Olvida la gloria sentimental; la Champions reparte más que un cofre de pirata. Cada partido vale millones en derechos televisivos, patrocinadores que se pegan como pegamento, y fichajes de lujo que antes eran sueños.
Muchos la desprecian, pero la Europa es la escalera que sube el club. Más partidos, sí, pero también más exposición, más fichajes modestos que se convierten en estrellas. Aquí la estrategia es: ganar en casa, robar en contra.
Un torneo creado para los que no alcanzan ni la Europa. Pero no subestimes su valor; la Conference abre puertas a mercados emergentes, a fanáticos hambrientos, a ingresos que antes no existían. Además, la experiencia europea se gana paso a paso.

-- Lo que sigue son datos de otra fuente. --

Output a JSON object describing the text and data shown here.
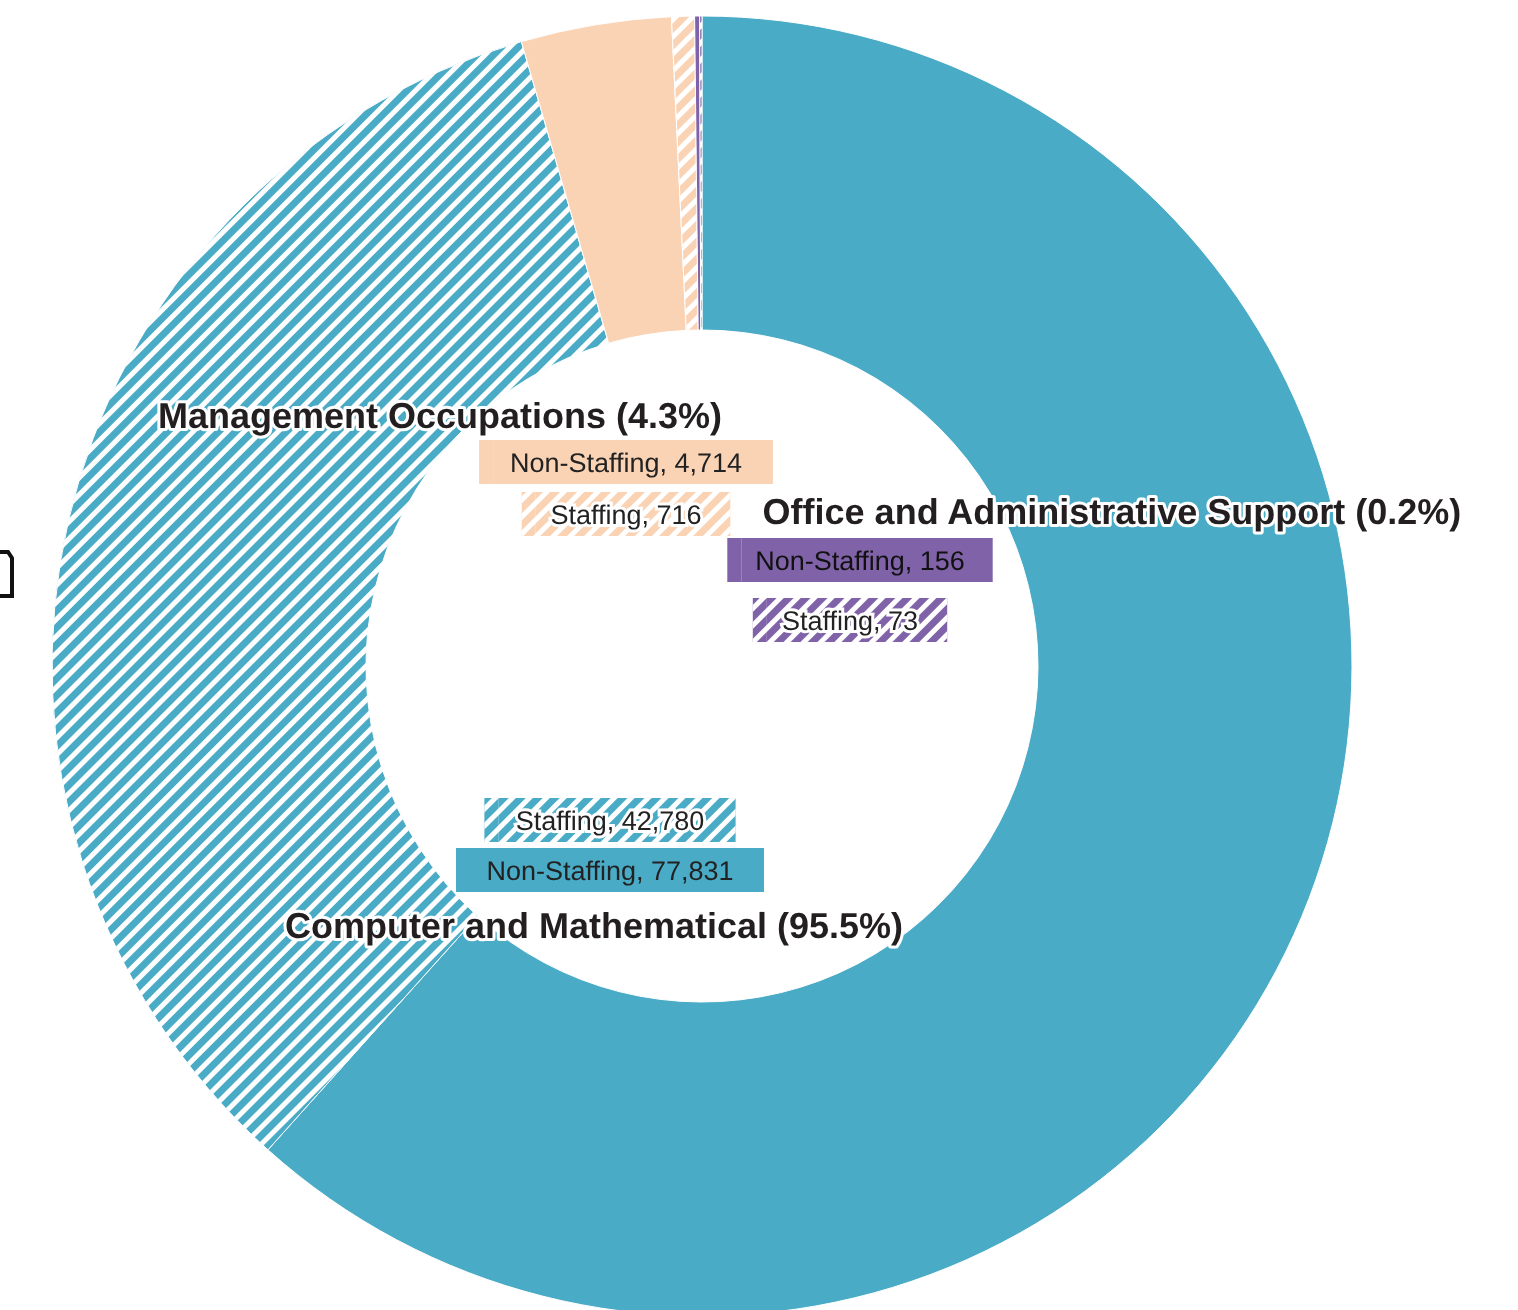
{
  "chart_data": {
    "type": "donut",
    "categories": [
      "Non-Staffing, 77,831",
      "Staffing, 42,780",
      "Non-Staffing, 4,714",
      "Staffing, 716",
      "Non-Staffing, 156",
      "Staffing, 73"
    ],
    "values": [
      77831,
      42780,
      4714,
      716,
      156,
      73
    ],
    "colors": [
      "#4aabc6",
      "#4aabc6",
      "#fad3b5",
      "#fad3b5",
      "#8062a8",
      "#8062a8"
    ],
    "legend": "center",
    "annotations": [
      "Computer and Mathematical (95.5%)",
      "Management Occupations (4.3%)",
      "Office and Administrative Support (0.2%)"
    ]
  }
}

Mira tu presupuesto. Si tu club tiene 200 millones en el banco, apunta a la Champions y pelea por cada punto. Si tienes 80, la Europa es la meta realista. Si menos de 30, la Conference es tu tabla de salvación.

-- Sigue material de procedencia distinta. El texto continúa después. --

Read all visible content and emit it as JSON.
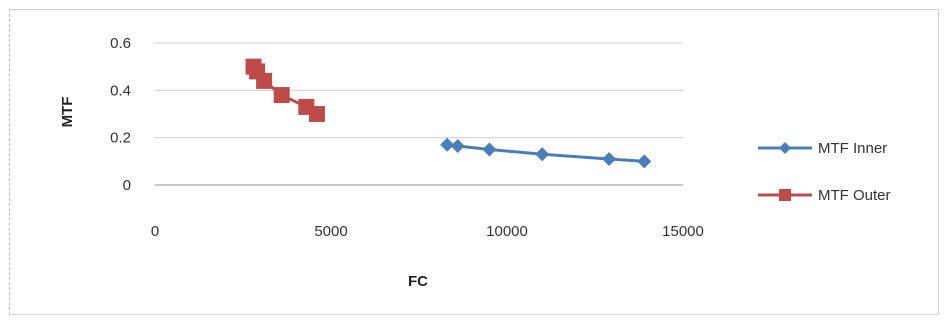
{
  "chart_data": {
    "type": "scatter",
    "title": "",
    "xlabel": "FC",
    "ylabel": "MTF",
    "xlim": [
      0,
      15000
    ],
    "ylim": [
      0,
      0.6
    ],
    "xticks": [
      "0",
      "5000",
      "10000",
      "15000"
    ],
    "yticks": [
      "0",
      "0.2",
      "0.4",
      "0.6"
    ],
    "grid": "horizontal",
    "legend_position": "right",
    "series": [
      {
        "name": "MTF Inner",
        "color": "#4a7ebb",
        "marker": "diamond",
        "x": [
          8300,
          8600,
          9500,
          11000,
          12900,
          13900
        ],
        "y": [
          0.17,
          0.165,
          0.15,
          0.13,
          0.11,
          0.1
        ]
      },
      {
        "name": "MTF Outer",
        "color": "#be4b48",
        "marker": "square",
        "x": [
          2800,
          2900,
          3100,
          3600,
          4300,
          4600
        ],
        "y": [
          0.5,
          0.48,
          0.44,
          0.38,
          0.33,
          0.3
        ]
      }
    ]
  }
}
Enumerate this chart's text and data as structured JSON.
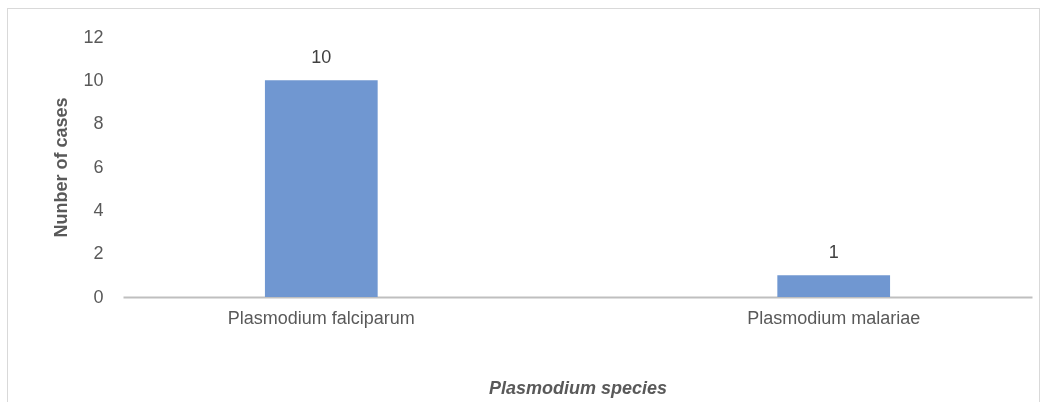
{
  "chart_data": {
    "type": "bar",
    "xlabel": "Plasmodium species",
    "ylabel": "Nunber of cases",
    "categories": [
      "Plasmodium falciparum",
      "Plasmodium malariae"
    ],
    "values": [
      10,
      1
    ],
    "color": "#7097d1",
    "ylim": [
      0,
      12
    ],
    "yticks": [
      0,
      2,
      4,
      6,
      8,
      10,
      12
    ],
    "grid": false,
    "data_labels": true
  }
}
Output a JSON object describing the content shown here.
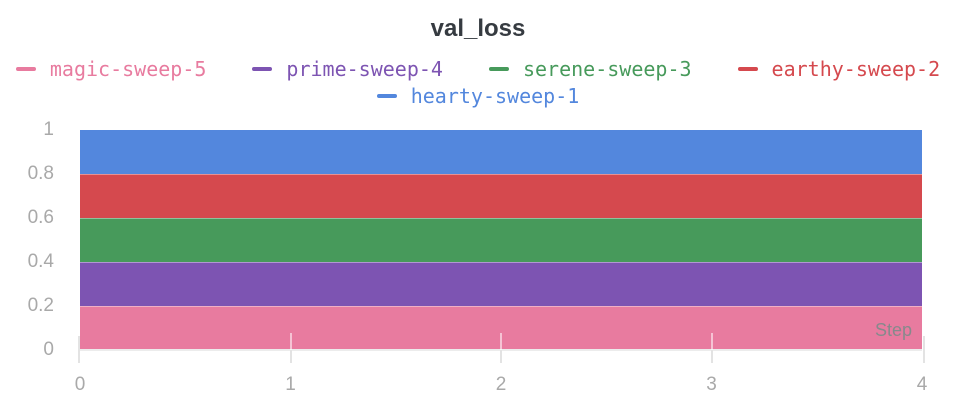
{
  "title": "val_loss",
  "xlabel": "Step",
  "chart_data": {
    "type": "area",
    "title": "val_loss",
    "x": [
      0,
      1,
      2,
      3,
      4
    ],
    "xlabel": "Step",
    "xlim": [
      0,
      4
    ],
    "ylim": [
      0,
      1
    ],
    "x_tick_labels": [
      "0",
      "1",
      "2",
      "3",
      "4"
    ],
    "y_tick_labels": [
      "0",
      "0.2",
      "0.4",
      "0.6",
      "0.8",
      "1"
    ],
    "grid": false,
    "legend_position": "top",
    "series": [
      {
        "name": "magic-sweep-5",
        "color": "#E87B9F",
        "values": [
          0.2,
          0.2,
          0.2,
          0.2,
          0.2
        ],
        "fill_from": 0.0
      },
      {
        "name": "prime-sweep-4",
        "color": "#7D54B2",
        "values": [
          0.4,
          0.4,
          0.4,
          0.4,
          0.4
        ],
        "fill_from": 0.2
      },
      {
        "name": "serene-sweep-3",
        "color": "#479A5B",
        "values": [
          0.6,
          0.6,
          0.6,
          0.6,
          0.6
        ],
        "fill_from": 0.4
      },
      {
        "name": "earthy-sweep-2",
        "color": "#D5494E",
        "values": [
          0.8,
          0.8,
          0.8,
          0.8,
          0.8
        ],
        "fill_from": 0.6
      },
      {
        "name": "hearty-sweep-1",
        "color": "#5387DD",
        "values": [
          1.0,
          1.0,
          1.0,
          1.0,
          1.0
        ],
        "fill_from": 0.8
      }
    ],
    "legend_rows": [
      [
        "magic-sweep-5",
        "prime-sweep-4",
        "serene-sweep-3",
        "earthy-sweep-2"
      ],
      [
        "hearty-sweep-1"
      ]
    ]
  },
  "colors": {
    "title_text": "#363b41",
    "tick_text": "#a9a9a9",
    "step_text": "#87898c",
    "axis_line": "#ececec"
  }
}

Por otro lado, la infraestructura cuenta. Un estadio que no cumple requisitos UEFA no sirve de nada; el club termina pagando sanciones y pierde oportunidades.
Los viajes nocturnos, los partidos de liga que se solapan, la fatiga acumulada. Cada jornada extra es un riesgo de lesión, y cada lesión es un golpe al presupuesto. Aquí la planificación es clave.
Los agentes saben que una buena campaña europea aumenta el valor de mercado de cualquier jugador. Por eso, contratar a un mediocampista con experiencia en la Europa puede ser más rentable que un delantero sin pedigree.
Y aquí está el truco: define tu objetivo antes de la pretemporada, alinea presupuesto, infraestructura y calendario, y no te distraigas con la tentación de perseguir una ilusión. Champions, Europa y Conference League.